Overseas merchant says “card not supported”—why does that happen and how can DogPay fix it?
The problem: overseas merchants decline business cards even when you have funds If you’re trying to pay for global software, AI tools, ad platforms, or international subscriptions, declines can happen for reasons that feel random: the checkout works once and then fails on renewal, the merchant says “card not supported,” or you get a generic “do not honor.” In many cases, your card issuer—not the merchant—is blocking the payment or the merchant’s risk rules are rejecting the transaction.
Below are the most common, real-world causes and what you can do about each—plus how DogPay helps you set up payments in a way that reduces international friction.
Why overseas merchants decline business cards (common causes)
1) Issuer blocks international or online transactions by default Many corporate cards have conservative risk controls. Even if “international spending” is enabled, some issuers still block certain cross-border e-commerce patterns (new merchant + foreign acquiring bank + high-frequency retries).
What it looks like: instant decline at checkout, or the first payment succeeds and later attempts fail.

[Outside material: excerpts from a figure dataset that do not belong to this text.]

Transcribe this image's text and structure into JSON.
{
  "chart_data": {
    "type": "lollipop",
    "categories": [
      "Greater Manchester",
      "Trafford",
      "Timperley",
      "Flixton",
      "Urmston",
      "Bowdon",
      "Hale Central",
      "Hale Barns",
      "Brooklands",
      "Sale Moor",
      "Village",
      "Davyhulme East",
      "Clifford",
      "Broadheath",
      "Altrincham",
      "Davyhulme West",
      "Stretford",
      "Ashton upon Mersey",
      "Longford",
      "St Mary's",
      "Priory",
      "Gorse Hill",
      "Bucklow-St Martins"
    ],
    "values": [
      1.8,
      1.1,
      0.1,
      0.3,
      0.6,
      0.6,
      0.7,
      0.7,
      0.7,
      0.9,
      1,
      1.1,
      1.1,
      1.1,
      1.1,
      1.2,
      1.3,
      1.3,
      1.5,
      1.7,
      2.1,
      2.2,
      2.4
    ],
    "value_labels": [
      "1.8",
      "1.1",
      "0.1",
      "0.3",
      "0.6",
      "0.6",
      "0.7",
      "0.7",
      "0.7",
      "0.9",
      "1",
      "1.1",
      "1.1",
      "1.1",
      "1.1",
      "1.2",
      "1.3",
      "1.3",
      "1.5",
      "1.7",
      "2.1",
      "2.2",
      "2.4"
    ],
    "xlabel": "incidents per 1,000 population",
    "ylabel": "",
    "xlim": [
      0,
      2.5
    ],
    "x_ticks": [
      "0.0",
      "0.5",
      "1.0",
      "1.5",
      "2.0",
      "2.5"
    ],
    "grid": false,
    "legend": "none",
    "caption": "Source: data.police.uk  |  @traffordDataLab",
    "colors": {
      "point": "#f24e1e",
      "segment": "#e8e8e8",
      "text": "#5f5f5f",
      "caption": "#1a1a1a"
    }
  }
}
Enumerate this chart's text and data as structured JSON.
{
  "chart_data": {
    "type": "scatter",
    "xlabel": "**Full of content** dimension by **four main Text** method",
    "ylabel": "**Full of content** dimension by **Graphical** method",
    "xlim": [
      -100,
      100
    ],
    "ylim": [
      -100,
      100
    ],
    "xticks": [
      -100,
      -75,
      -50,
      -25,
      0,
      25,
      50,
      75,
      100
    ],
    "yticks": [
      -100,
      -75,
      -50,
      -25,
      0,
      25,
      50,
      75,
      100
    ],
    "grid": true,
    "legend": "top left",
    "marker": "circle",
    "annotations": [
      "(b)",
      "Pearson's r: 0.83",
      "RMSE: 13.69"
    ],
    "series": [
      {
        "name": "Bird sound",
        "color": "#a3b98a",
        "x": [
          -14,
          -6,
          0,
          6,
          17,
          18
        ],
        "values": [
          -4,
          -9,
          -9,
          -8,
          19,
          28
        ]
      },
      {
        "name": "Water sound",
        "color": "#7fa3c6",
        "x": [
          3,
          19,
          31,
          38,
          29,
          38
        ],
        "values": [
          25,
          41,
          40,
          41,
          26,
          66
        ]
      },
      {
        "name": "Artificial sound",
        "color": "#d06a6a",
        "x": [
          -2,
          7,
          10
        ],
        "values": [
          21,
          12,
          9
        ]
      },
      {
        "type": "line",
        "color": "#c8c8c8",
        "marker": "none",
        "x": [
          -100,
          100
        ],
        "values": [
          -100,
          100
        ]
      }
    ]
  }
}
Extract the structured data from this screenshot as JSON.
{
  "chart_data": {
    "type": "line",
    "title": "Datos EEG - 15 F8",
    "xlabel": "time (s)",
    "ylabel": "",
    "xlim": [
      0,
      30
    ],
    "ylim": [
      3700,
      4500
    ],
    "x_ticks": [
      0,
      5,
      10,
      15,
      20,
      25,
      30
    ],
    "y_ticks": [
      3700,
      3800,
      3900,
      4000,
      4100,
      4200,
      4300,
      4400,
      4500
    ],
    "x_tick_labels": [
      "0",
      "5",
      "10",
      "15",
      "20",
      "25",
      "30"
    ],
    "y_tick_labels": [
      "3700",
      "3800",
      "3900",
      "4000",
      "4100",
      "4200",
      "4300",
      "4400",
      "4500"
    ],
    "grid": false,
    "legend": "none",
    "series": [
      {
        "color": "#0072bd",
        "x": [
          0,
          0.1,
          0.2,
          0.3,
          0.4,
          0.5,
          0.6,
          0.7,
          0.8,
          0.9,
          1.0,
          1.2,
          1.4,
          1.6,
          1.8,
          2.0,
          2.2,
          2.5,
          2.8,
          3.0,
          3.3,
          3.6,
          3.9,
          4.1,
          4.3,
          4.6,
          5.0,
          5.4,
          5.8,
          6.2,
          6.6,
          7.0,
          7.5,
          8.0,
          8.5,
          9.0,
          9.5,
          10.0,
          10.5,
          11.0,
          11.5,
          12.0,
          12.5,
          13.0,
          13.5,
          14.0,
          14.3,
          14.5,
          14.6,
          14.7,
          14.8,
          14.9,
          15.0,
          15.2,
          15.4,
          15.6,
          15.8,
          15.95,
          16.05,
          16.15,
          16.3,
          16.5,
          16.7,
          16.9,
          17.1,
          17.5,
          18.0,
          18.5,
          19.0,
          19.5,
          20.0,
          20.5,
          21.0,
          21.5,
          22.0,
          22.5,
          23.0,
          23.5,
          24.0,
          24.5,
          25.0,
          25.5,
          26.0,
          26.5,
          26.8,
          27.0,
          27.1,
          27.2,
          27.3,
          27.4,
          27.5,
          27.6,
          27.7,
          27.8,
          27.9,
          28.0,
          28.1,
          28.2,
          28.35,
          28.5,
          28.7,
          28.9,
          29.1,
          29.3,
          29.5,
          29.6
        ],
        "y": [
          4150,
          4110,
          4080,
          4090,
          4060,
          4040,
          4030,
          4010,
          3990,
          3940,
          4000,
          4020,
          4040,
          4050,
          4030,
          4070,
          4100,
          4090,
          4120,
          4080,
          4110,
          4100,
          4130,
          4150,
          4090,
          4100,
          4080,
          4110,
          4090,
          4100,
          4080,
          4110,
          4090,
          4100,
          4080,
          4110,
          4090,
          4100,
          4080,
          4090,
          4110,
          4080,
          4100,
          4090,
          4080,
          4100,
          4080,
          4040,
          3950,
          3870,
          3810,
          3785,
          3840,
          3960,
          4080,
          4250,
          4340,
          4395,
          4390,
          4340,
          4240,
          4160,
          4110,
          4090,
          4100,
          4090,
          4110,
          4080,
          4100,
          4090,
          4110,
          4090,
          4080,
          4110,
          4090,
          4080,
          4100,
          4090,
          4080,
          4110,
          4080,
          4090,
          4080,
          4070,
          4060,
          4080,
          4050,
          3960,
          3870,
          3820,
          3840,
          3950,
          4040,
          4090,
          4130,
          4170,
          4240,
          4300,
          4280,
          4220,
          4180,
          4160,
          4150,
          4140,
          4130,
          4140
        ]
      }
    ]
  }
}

2) Address/AVS mismatch (especially with global merchants) Some merchants verify billing address via Address Verification Service (AVS). International processors don’t always handle AVS consistently, and a mismatch can trigger a decline even when the card is valid.
What it looks like: “billing address incorrect” or vague decline messages.
3) 3D Secure / Strong Customer Authentication requirements Certain merchants or regions require additional authentication (3DS/SCA) depending on the transaction risk level. If the payment flow expects a specific authentication step and it can’t be completed, it may fail.